# can pigs and chickens share a space?



## miss mo

I have gotten conflicting answers, will my 2 feeder pigs and chickens be able to share an area?  Do they need to be separated, will the pigs kill the chickens?  Thanks, I am new to pigs and chickens but love this site and BYC--a wealth of information.  Thanks in advance.


----------



## ohiofarmgirl

welcome!!!

generally the answer is no. 

our pigs shared the extreme lower hen yard and a few of my saucy buckeyes would get in their pen...and there were some wild chases (run hen run!!!).  our pigs never got any of our hens but it wasnt for lack of trying.
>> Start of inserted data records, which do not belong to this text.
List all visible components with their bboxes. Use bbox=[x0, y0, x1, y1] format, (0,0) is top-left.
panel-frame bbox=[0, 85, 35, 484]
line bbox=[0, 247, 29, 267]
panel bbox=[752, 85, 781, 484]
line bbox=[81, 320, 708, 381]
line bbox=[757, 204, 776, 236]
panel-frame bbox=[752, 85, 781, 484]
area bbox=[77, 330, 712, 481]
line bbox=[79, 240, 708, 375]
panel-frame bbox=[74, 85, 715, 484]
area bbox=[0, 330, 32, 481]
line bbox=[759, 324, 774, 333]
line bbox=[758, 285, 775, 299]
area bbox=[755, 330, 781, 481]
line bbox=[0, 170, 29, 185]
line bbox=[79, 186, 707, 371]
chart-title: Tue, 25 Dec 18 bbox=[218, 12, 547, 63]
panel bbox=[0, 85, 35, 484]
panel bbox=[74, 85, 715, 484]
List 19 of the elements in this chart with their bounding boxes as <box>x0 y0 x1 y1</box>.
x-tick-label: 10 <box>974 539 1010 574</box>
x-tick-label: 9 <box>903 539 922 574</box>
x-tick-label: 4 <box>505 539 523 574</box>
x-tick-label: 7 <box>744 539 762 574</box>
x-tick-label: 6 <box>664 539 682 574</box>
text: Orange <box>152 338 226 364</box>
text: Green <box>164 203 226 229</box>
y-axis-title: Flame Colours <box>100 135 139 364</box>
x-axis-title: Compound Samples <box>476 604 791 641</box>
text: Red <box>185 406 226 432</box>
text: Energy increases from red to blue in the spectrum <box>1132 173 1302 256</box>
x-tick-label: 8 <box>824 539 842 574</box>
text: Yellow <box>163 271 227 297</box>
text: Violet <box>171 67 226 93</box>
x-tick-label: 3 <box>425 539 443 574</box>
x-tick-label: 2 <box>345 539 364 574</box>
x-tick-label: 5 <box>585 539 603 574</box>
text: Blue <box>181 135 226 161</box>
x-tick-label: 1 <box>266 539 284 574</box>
here's what happens:  eventually the pigs will figure out the chickens are yummy....and yep they can kill them. the hens will be drawn to the feed and think its the best thing going... until one of the pigs grabs them. this wont happen until the pigs get a bit older and by then the hens (and maybe you) wont think it will happen. 

also - pigs will do just about anything to get to feed including what the hens are eating. unless you have electric fencing they can pretty much break out of any kind of fence. we were careful about where we fed the hens - so the pigs wouldnt think it was ringing the chow bell for them also. 

good luck!


----------



## miss mo

Thanks, this is what we were thinking.  Just hoping to keep the pigs out of the main barn.


----------



## ohiofarmgirl

depending on where you live.. if you are mostly past the cold season, pigs dont need much in the way of shelter. they need shade to be sure and somewhere to make a wallow.
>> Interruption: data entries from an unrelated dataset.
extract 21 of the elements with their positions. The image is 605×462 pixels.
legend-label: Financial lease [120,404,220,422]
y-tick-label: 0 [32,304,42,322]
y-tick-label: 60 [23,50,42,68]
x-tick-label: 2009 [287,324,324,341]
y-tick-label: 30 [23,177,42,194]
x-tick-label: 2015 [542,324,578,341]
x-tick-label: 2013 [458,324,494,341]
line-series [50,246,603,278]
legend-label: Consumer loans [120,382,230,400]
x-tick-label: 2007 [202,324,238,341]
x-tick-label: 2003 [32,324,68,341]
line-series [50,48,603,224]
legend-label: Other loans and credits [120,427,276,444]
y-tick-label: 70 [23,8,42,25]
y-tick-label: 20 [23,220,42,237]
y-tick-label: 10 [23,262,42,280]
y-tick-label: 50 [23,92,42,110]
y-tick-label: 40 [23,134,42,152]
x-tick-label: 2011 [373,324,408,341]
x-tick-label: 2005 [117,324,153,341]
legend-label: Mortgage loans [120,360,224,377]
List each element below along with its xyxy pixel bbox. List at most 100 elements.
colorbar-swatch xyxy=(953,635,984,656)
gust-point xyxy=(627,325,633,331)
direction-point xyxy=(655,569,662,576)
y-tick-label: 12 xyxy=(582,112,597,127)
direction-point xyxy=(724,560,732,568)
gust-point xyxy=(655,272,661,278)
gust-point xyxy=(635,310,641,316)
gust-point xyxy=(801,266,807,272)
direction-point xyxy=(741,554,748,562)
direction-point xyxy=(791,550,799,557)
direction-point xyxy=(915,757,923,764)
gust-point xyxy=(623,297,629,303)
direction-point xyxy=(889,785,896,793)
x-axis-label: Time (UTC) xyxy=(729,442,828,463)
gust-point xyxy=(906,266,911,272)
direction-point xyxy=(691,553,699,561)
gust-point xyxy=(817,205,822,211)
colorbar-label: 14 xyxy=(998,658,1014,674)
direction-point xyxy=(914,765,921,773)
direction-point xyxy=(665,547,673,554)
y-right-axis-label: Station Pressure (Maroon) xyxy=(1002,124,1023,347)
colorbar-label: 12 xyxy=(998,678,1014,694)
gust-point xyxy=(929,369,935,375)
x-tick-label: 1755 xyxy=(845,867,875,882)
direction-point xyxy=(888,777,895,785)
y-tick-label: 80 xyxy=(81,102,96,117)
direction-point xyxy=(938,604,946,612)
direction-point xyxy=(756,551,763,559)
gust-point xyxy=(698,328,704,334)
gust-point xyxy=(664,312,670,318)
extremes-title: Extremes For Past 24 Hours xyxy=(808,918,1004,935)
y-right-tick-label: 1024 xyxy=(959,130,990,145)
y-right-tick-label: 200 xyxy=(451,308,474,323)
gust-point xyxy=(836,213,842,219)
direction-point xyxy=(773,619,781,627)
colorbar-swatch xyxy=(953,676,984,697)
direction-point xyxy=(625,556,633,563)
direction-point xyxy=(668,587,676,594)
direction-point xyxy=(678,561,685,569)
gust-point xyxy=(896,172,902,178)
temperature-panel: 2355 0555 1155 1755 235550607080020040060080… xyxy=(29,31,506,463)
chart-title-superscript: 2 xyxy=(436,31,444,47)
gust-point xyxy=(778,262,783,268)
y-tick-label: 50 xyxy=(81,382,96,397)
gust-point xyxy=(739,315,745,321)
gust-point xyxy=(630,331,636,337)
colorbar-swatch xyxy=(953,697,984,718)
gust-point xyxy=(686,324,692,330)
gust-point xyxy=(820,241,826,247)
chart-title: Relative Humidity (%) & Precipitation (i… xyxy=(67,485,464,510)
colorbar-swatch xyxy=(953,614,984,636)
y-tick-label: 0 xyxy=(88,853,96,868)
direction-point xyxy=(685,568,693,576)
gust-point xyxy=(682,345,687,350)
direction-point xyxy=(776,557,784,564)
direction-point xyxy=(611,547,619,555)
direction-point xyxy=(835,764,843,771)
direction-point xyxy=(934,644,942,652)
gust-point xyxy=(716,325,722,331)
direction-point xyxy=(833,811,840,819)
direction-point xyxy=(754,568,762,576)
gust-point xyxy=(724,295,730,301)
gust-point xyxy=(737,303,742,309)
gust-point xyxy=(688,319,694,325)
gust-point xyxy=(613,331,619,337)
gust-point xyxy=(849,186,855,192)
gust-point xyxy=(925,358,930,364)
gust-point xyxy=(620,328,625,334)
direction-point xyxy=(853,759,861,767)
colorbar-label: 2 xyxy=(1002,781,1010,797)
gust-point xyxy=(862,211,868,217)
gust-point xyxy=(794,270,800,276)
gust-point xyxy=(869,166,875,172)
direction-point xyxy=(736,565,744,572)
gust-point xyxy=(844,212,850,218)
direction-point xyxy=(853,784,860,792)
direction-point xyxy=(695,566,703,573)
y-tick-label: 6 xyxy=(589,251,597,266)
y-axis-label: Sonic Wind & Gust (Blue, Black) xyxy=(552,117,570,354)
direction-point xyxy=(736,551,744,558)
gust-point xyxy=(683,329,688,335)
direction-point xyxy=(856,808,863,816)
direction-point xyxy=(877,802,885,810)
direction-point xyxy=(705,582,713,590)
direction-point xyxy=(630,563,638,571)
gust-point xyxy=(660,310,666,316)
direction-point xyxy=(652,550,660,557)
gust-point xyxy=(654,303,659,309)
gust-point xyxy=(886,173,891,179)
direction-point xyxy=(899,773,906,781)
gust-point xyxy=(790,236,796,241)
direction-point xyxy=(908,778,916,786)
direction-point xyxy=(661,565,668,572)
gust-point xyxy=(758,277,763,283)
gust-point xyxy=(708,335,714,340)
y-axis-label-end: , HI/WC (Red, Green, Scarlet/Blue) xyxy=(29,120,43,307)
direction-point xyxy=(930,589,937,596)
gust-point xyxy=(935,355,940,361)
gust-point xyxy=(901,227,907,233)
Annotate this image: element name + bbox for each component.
i tell people to put their pigs as far away as possible, they really are stinky and when the wind shifts... whoohoo thats a powerful stench. we usually end up using 2 or 3 long hoses... they are that far from the house. 

i hillbillied together a 3 sided shelter from pallets and its worked to keep them dry. you can also check out bruntyfarms post on pigs over on byc in the meat chicken section. he did a great job of putting together a shelter that kept them safe for this winter. 

my buddy runs his pigs out in the pasture. with electric fence of course.  this last summer we put ours in a huge patch of poison ivy (no it doesnt hurt them) and they destroyed most of it! yay pigs!


----------



## stanley

I keep 9 sows and a boar, my chickens have the run of the pasture with them. I only had one sow which I bought as a replacement along with her two sisters who chased/ate the chickens. She is now sausage to go with my eggs. Her sisters never did eat the chickens


----------



## HartRice

My children have raised hogs for the fair the last four years. We actually use the hog panels for fencing and I have muscovy ducks and chickens that have alwasy been able to somehow get in with the pigs no and then. We have never had a problem with the pigs going after the birds but maybe we have been lucky. Hope it works out for you.


----------